Police say Paul Caneiro used gasoline to fuel the fire at his two-story Colonial in Ocean Township, about 10 miles from his brother’s jarringly modern, all-white $1.5 million home in Colts Neck, which sits next to a small organic farm with sheep dotting the pasture.

Paul Caneiro was seen outside his own burning home with his family throughout that morning, visibly upset. Honecker said he went from there to the police station for an interview around noon and was there when he learned his brother’s family had been killed.

“He’s never been charged with anything in Colts Neck,” Honecker said. “He is obviously still devastated by the news of his brother and his family’s deaths.”
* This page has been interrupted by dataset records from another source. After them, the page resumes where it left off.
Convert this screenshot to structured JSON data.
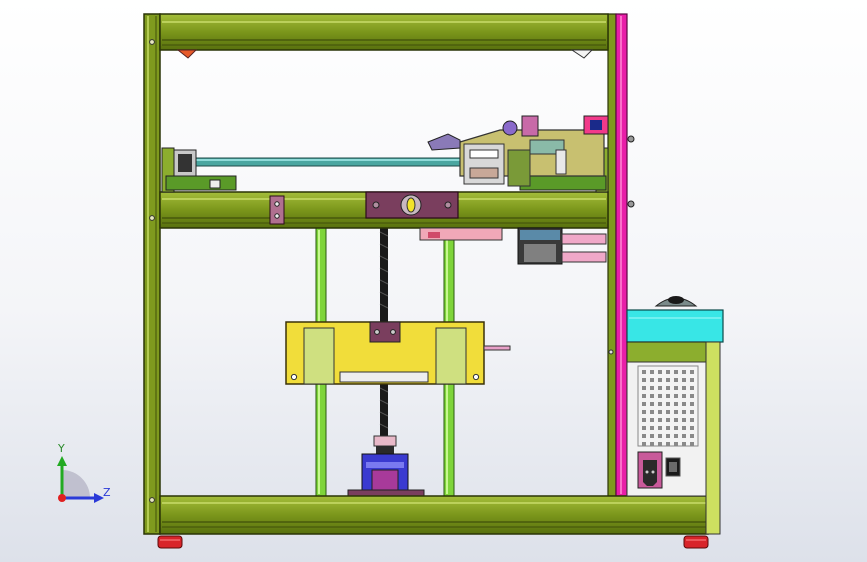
{
  "axes": {
    "y_label": "Y",
    "z_label": "Z"
  },
  "colors": {
    "extrusion": "#7f9a1e",
    "extrusion_dark": "#40500a",
    "extrusion_light": "#b4cc52",
    "pink_frame": "#e81ea8",
    "rod": "#7ed43a",
    "lead_screw": "#1a1a1a",
    "carriage": "#f1dd3a",
    "enclosure": "#38e6e6",
    "feet": "#d8242a",
    "coupler": "#3a3ad0",
    "clamp": "#7a3e5e"
  },
  "icons": [
    "triad-icon",
    "power-socket-icon",
    "rocker-switch-icon"
  ]
}
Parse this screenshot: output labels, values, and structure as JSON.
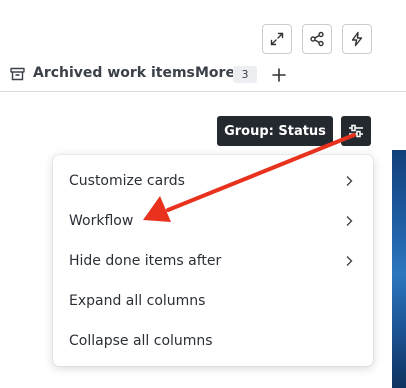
{
  "toolbar": {
    "icons": [
      "expand-icon",
      "share-icon",
      "lightning-icon"
    ]
  },
  "tabs": {
    "archived_label": "Archived work items",
    "more_label": "More",
    "more_count": "3"
  },
  "board": {
    "group_label": "Group: Status"
  },
  "menu": {
    "items": [
      {
        "label": "Customize cards",
        "has_submenu": true
      },
      {
        "label": "Workflow",
        "has_submenu": true
      },
      {
        "label": "Hide done items after",
        "has_submenu": true
      },
      {
        "label": "Expand all columns",
        "has_submenu": false
      },
      {
        "label": "Collapse all columns",
        "has_submenu": false
      }
    ]
  },
  "colors": {
    "annotation_arrow": "#e8321e",
    "dark_button": "#24292f"
  }
}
Paul and Keith Caneiro were the principals in two businesses, a computer systems company called Square One and a pest control business, both housed above a trendy cafe in Asbury Park. Workers in the area frequently saw Paul Caneiro there. Keith Caneiro often worked from home, Volshteyn said.

Keith Caneiro, the middle of three brothers, appeared to be the picture of a self-made man. He took classes at Brooklyn College after high school and worked for free at a computer store to learn the ropes, according to a 2001 article on Square One in the Asbury Park Press, in which Carneiro identified himself as Keith Martin.

The company, then known as Jay-Martin Consulting after the brothers’ middle names, had 26 employees at the time and installed computer systems for Citibank and interactive kiosks at the Statute of Liberty. Paul was his brother’s first hire.

The company, and the brothers, moved from Brooklyn to the quieter New Jersey suburbs as the brothers married and had children. Obituaries describe Keith’s children as 11-year-old Jesse, who liked World War I and II history, video games and sports, and 8-year-old Sophia, who loved ice skating, ninja classes and making cookies with her nanny. Funeral services for the family are planned Sunday.

In recent years, Keith Caneiro had earned a bachelor’s from Columbia University’s general studies program and, just this year, a master’s degree from its School of Professional Studies.

Jennifer Caneiro, 45, was active at her children’s school. She also enjoyed exercising, going to the beach and trips to a family home in Greece, her obituary said. She and Keith also took frequent trips to Atlantic City, Volshteyn said.

Family members, including a third brother, have declined to speak to The Associated Press this month. Prosecutors said at an early news conference that the Colts Neck slayings were “targeted.” They plan a news conference Thursday on the mansion fire.

Celebrities with ties to Colts Neck include Bruce Springsteen, who owns an estate there; former “Daily Show” host Jon Stewart and his wife, who operate an animal sanctuary; and Queen Latifah, who sold her mansion in 2015.

Christine Conroy, a longtime local who was out with her sister Tuesday at nearby Stonehenge Stables, said some of the new homes in town sit empty because “people mysteriously go bust.”

“There’s a bit of a culture clash,” she said, between old and new residents.

Volshteyn described his neighbors as largely private people. Although they were friendly, and their daughters played together, he never knew Keith had a brother.

The Caneiro home now sits boarded up, with a chain-link fence around it and police tape on the ground.

“It’s a little bit hard to come home and drive past the house. It’s a reminder of what happened,” Volshteyn said. “And for a lot of the kids, too, it’s hard to understand.”